The continuance of the enforcement procedure against insolvent debtor would have annulled all other measures provided for the small and medium-sized companies, which have partially or totally ceased its activity and which have obtained the emergency situation certificate issued by the Ministry of Economy in order to benefit of payment postponement for utilities services, namely electricity, natural gas, water, telephone and internet services, as well as of the rent of the building destined for corporate headquarters and secondary offices.
Another measure provided by Law no. 113/2020 which should have as an immediate consequence the delay of the wave of insolvencies predicted by the inevitable payment incapacity which the small and medium-sized companies will face is the raise of the minimum threshold for opening the insolvency procedure for both debtors and creditors. Notwithstanding, from a practical perspective the raise is insignificant, and it will not most likely attain its purpose.
Following the cessation of the state of alert, there will most probably be registered an increase of the number of insolvencies, both at the request of creditors and of the debtors, but the time frame for the settlement of these requests will be significantly extended as a result of the rising workload of the courts.
Such delay of payment incapacity could have the desired effect of safeguarding the business and avoiding insolvency only to the extent that all the other leverages, namely the postponement of payment of the utility bills, of the taxes for three months or of the credit rates up to nine months would constitute sufficient instruments in the face of all the other negative factors affecting the income and leading to payment incapacity.
By interpreting the presumption that insolvency means that state of the patrimony characterized by the insufficiency of the funds for the payment of certain debt, liquid and due, the doctrine found that "the cessation of payments must have a general character and constitute the external indicator […] of the company inability to execute the certain, due, liquid and assumed obligations”.

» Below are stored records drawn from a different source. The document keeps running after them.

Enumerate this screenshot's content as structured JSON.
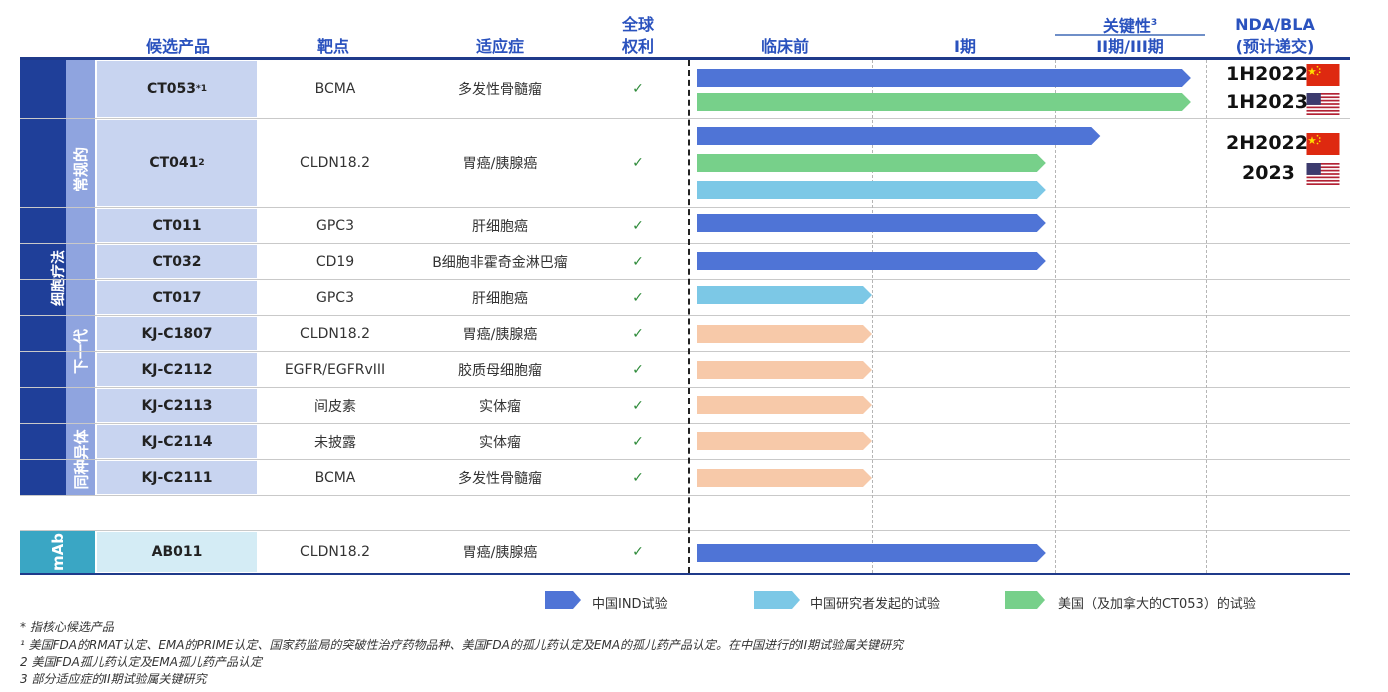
{
  "headers": {
    "candidate": "候选产品",
    "target": "靶点",
    "indication": "适应症",
    "rights_line1": "全球",
    "rights_line2": "权利",
    "preclinical": "临床前",
    "phase1": "I期",
    "pivotal": "关键性",
    "pivotal_sup": "3",
    "phase23": "II期/III期",
    "nda_line1": "NDA/BLA",
    "nda_line2": "(预计递交)"
  },
  "groups": {
    "cell_therapy": "细胞疗法",
    "conventional": "常规的",
    "next_gen": "下一代",
    "allogeneic": "同种异体",
    "mab": "mAb"
  },
  "check_mark": "✓",
  "rows": [
    {
      "name": "CT053",
      "sup": "*1",
      "target": "BCMA",
      "indication": "多发性骨髓瘤"
    },
    {
      "name": "CT041",
      "sup": "2",
      "target": "CLDN18.2",
      "indication": "胃癌/胰腺癌"
    },
    {
      "name": "CT011",
      "sup": "",
      "target": "GPC3",
      "indication": "肝细胞癌"
    },
    {
      "name": "CT032",
      "sup": "",
      "target": "CD19",
      "indication": "B细胞非霍奇金淋巴瘤"
    },
    {
      "name": "CT017",
      "sup": "",
      "target": "GPC3",
      "indication": "肝细胞癌"
    },
    {
      "name": "KJ-C1807",
      "sup": "",
      "target": "CLDN18.2",
      "indication": "胃癌/胰腺癌"
    },
    {
      "name": "KJ-C2112",
      "sup": "",
      "target": "EGFR/EGFRvIII",
      "indication": "胶质母细胞瘤"
    },
    {
      "name": "KJ-C2113",
      "sup": "",
      "target": "间皮素",
      "indication": "实体瘤"
    },
    {
      "name": "KJ-C2114",
      "sup": "",
      "target": "未披露",
      "indication": "实体瘤"
    },
    {
      "name": "KJ-C2111",
      "sup": "",
      "target": "BCMA",
      "indication": "多发性骨髓瘤"
    },
    {
      "name": "AB011",
      "sup": "",
      "target": "CLDN18.2",
      "indication": "胃癌/胰腺癌"
    }
  ],
  "nda": [
    {
      "label": "1H2022",
      "flag": "china-flag"
    },
    {
      "label": "1H2023",
      "flag": "us-flag"
    },
    {
      "label": "2H2022",
      "flag": "china-flag"
    },
    {
      "label": "2023",
      "flag": "us-flag"
    }
  ],
  "colors": {
    "china_ind": "#4f74d6",
    "investigator": "#7cc8e6",
    "us_trial": "#77d08a",
    "next_gen": "#f7c9a9"
  },
  "chart_data": {
    "type": "bar",
    "stages": [
      "临床前",
      "I期",
      "II期/III期",
      "NDA/BLA"
    ],
    "legend": [
      {
        "key": "china_ind",
        "label": "中国IND试验"
      },
      {
        "key": "investigator",
        "label": "中国研究者发起的试验"
      },
      {
        "key": "us_trial",
        "label": "美国（及加拿大的CT053）的试验"
      }
    ],
    "bars": [
      {
        "row": 0,
        "series": "china_ind",
        "progress": 2.9
      },
      {
        "row": 0,
        "series": "us_trial",
        "progress": 2.9
      },
      {
        "row": 1,
        "series": "china_ind",
        "progress": 2.3
      },
      {
        "row": 1,
        "series": "us_trial",
        "progress": 1.95
      },
      {
        "row": 1,
        "series": "investigator",
        "progress": 1.95
      },
      {
        "row": 2,
        "series": "china_ind",
        "progress": 1.95
      },
      {
        "row": 3,
        "series": "china_ind",
        "progress": 1.95
      },
      {
        "row": 4,
        "series": "investigator",
        "progress": 1.0
      },
      {
        "row": 5,
        "series": "next_gen",
        "progress": 1.0
      },
      {
        "row": 6,
        "series": "next_gen",
        "progress": 1.0
      },
      {
        "row": 7,
        "series": "next_gen",
        "progress": 1.0
      },
      {
        "row": 8,
        "series": "next_gen",
        "progress": 1.0
      },
      {
        "row": 9,
        "series": "next_gen",
        "progress": 1.0
      },
      {
        "row": 10,
        "series": "china_ind",
        "progress": 1.95
      }
    ]
  },
  "footnotes": {
    "star": "* 指核心候选产品",
    "n1": "¹ 美国FDA的RMAT认定、EMA的PRIME认定、国家药监局的突破性治疗药物品种、美国FDA的孤儿药认定及EMA的孤儿药产品认定。在中国进行的II期试验属关键研究",
    "n2": "2 美国FDA孤儿药认定及EMA孤儿药产品认定",
    "n3": "3 部分适应症的II期试验属关键研究"
  }
}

In other words, the doctrine also considers that this supposed state of the cessation of payments must be a general one, effective and of permanent character, manifested by external signs which show that the debtor is unable to carry on the operation of its business and that the patrimony cannot face the debts.
In an economy where over 90% of companies are small and medium-sized companies, with low financial power and rather limited economic know-how, the existence of a risk strategy is rare.

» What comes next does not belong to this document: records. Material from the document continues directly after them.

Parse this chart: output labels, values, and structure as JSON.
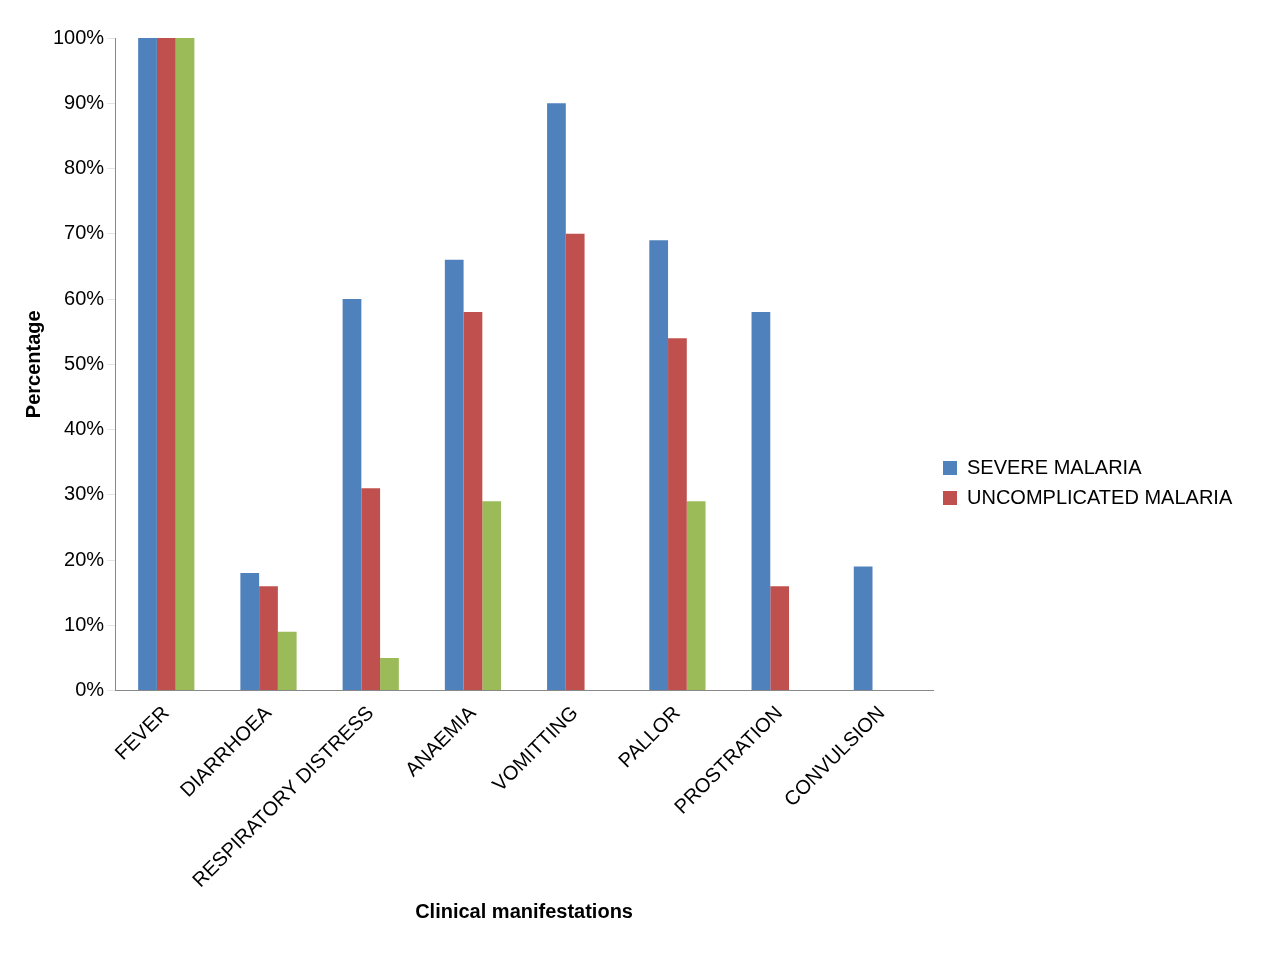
{
  "chart_data": {
    "type": "bar",
    "xlabel": "Clinical manifestations",
    "ylabel": "Percentage",
    "categories": [
      "FEVER",
      "DIARRHOEA",
      "RESPIRATORY DISTRESS",
      "ANAEMIA",
      "VOMITTING",
      "PALLOR",
      "PROSTRATION",
      "CONVULSION"
    ],
    "series": [
      {
        "name": "SEVERE MALARIA",
        "color": "#4f81bd",
        "values": [
          100,
          18,
          60,
          66,
          90,
          69,
          58,
          19
        ]
      },
      {
        "name": "UNCOMPLICATED MALARIA",
        "color": "#c0504d",
        "values": [
          100,
          16,
          31,
          58,
          70,
          54,
          16,
          0
        ]
      },
      {
        "color": "#9bbb59",
        "values": [
          100,
          9,
          5,
          29,
          0,
          29,
          0,
          0
        ]
      }
    ],
    "ylim": [
      0,
      100
    ],
    "yticks": [
      {
        "value": 0,
        "label": "0%"
      },
      {
        "value": 10,
        "label": "10%"
      },
      {
        "value": 20,
        "label": "20%"
      },
      {
        "value": 30,
        "label": "30%"
      },
      {
        "value": 40,
        "label": "40%"
      },
      {
        "value": 50,
        "label": "50%"
      },
      {
        "value": 60,
        "label": "60%"
      },
      {
        "value": 70,
        "label": "70%"
      },
      {
        "value": 80,
        "label": "80%"
      },
      {
        "value": 90,
        "label": "90%"
      },
      {
        "value": 100,
        "label": "100%"
      }
    ],
    "grid": false,
    "legend": "right"
  }
}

A factor that could prove important and may aim to ensure flexibility in the approach of the state receivables is the possibility now granted by the law to the budgetary creditors to assign their receivables at market price to interested private entities. This could also lead to increasing the fluidity of the decision-making process in the insolvency proceedings where the state holds a significant receivable being well-known that the budgetary creditors are reluctant to support reorganization plans or business solutions that are not offering the prospects of a recovery in full of their receivables which in most of the cases it is rather unrealistic.

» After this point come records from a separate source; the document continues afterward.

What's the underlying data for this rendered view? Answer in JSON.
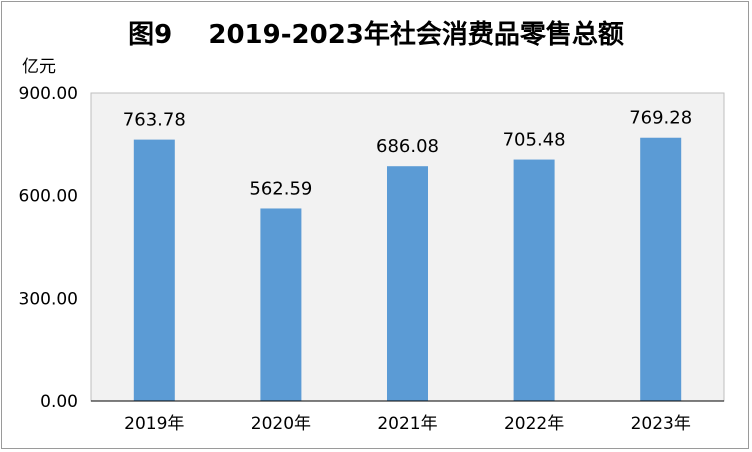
{
  "chart_data": {
    "type": "bar",
    "title": "图9    2019-2023年社会消费品零售总额",
    "ylabel": "亿元",
    "xlabel": "",
    "categories": [
      "2019年",
      "2020年",
      "2021年",
      "2022年",
      "2023年"
    ],
    "values": [
      763.78,
      562.59,
      686.08,
      705.48,
      769.28
    ],
    "data_labels": [
      "763.78",
      "562.59",
      "686.08",
      "705.48",
      "769.28"
    ],
    "ylim": [
      0,
      900
    ],
    "yticks": [
      0,
      300,
      600,
      900
    ],
    "ytick_labels": [
      "0.00",
      "300.00",
      "600.00",
      "900.00"
    ],
    "grid": false,
    "legend": "none",
    "bar_color": "#5b9bd5",
    "plot_background": "#f2f2f2"
  }
}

Thus, as a matter of principle, the new amendments could be seen as beneficial. Notwithstanding, considering the above detailed context, the measures brought by Law no. 113/2020 can constitute a real financial buffer only if a drastic control of the costs is put in place, which must be correlated with the volume of activity and the performance indicators, cumulated with the avoidance of the expenses unrelated to the essence of business and the release of the capital blocked in non-core business assets in order to face the challenges generated by the accumulation of current debts.